Validation requires an initialized working directory with any referenced plugins and modules installed.
- Variables: It is also used as input variables. It is a key-value pair used by Terraform modules to allow customization.
- Provider: It is a plugin to interact with APIs of service and access its related resources.
- Module: It is a folder with Terraform templates where all the configurations are defined
- State: It consists of cached information about the infrastructure managed by Terraform and the related configurations.
- Resources: It refers to a block of one or more infrastructure objects (compute instances, virtual networks, etc.), which are used in configuring and managing the infrastructure.
- Data Source: Providers implement it to return information on external objects to terraform.
- Output Values: These are return values of a terraform module that other configurations can use.
- Plan: It is one of the stages where it determines what needs to be created, updated, or destroyed to move from the real/current state of the infrastructure to the desired state.
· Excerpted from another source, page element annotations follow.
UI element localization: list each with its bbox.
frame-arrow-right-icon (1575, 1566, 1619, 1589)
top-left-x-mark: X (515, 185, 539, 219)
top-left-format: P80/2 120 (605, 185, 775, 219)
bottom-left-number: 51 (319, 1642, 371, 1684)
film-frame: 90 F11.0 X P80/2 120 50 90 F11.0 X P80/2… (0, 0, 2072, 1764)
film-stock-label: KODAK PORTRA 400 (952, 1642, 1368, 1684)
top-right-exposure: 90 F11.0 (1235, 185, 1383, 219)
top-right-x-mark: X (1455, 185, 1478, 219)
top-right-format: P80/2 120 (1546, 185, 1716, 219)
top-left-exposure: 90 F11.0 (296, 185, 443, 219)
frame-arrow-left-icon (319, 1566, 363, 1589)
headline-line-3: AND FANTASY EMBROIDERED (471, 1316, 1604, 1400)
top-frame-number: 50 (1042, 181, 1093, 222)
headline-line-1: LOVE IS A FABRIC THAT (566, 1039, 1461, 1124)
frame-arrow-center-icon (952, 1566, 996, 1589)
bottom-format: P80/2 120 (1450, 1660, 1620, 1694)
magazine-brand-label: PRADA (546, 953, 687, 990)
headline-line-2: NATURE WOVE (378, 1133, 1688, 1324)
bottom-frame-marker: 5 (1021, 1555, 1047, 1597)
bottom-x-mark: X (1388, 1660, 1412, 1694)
- Apply: It is one of the stages where it applies the changes real/current state of the infrastructure in order to move to the desired state.
There are a few key reasons developers choose to use Terraform over other Infrastructure as Code tools:
- Open source: Terraform is backed by large communities of contributors who build plugins for the platform. Regardless of which cloud provider you use, it's easy to find plugins, extensions, and professional support. This also means Terraform evolves quickly, consistently adding new benefits and improvements.
- Platform agnostic: Meaning you can use it with any cloud services provider. Most other IaC tools are designed to work with a single cloud provider.
- Immutable infrastructure: Most Infrastructure as Code tools create mutable infrastructure, meaning the infrastructure can change to accommodate changes such as a middleware upgrade or a new storage server. The danger with mutable infrastructure is configuration drift — as the changes pile up, the actual provisioning of different servers or other infrastructure elements 'drifts' further from the original configuration, making bugs or performance issues difficult to diagnose and correct. Terraform provisions immutable infrastructure, which means that with each change to the environment, the current configuration is replaced with a new one that accounts for the change, and the infrastructure is reprovisioned. Even better, previous configurations can be retained as versions to enable rollbacks if necessary.
- Declarative: Chef and Ansible encourage a procedural style where you write code that specifies, step-by-step, how to achieve some desired end state. Terraform, CloudFormation, SaltStack, and Puppet all encourage a more declarative style where you write code that specifies your desired end state, and the IaC tool itself is responsible for figuring out how to achieve that state
We have seen all the benefits and limitations of the terraform above. Terraform is also simpler to understand when it comes to its setup. And great at validating, creating, and destroying cloud resources. Suppose you start thinking of making your infrastructure as code. Terraform would be one of the best ones to kick-start.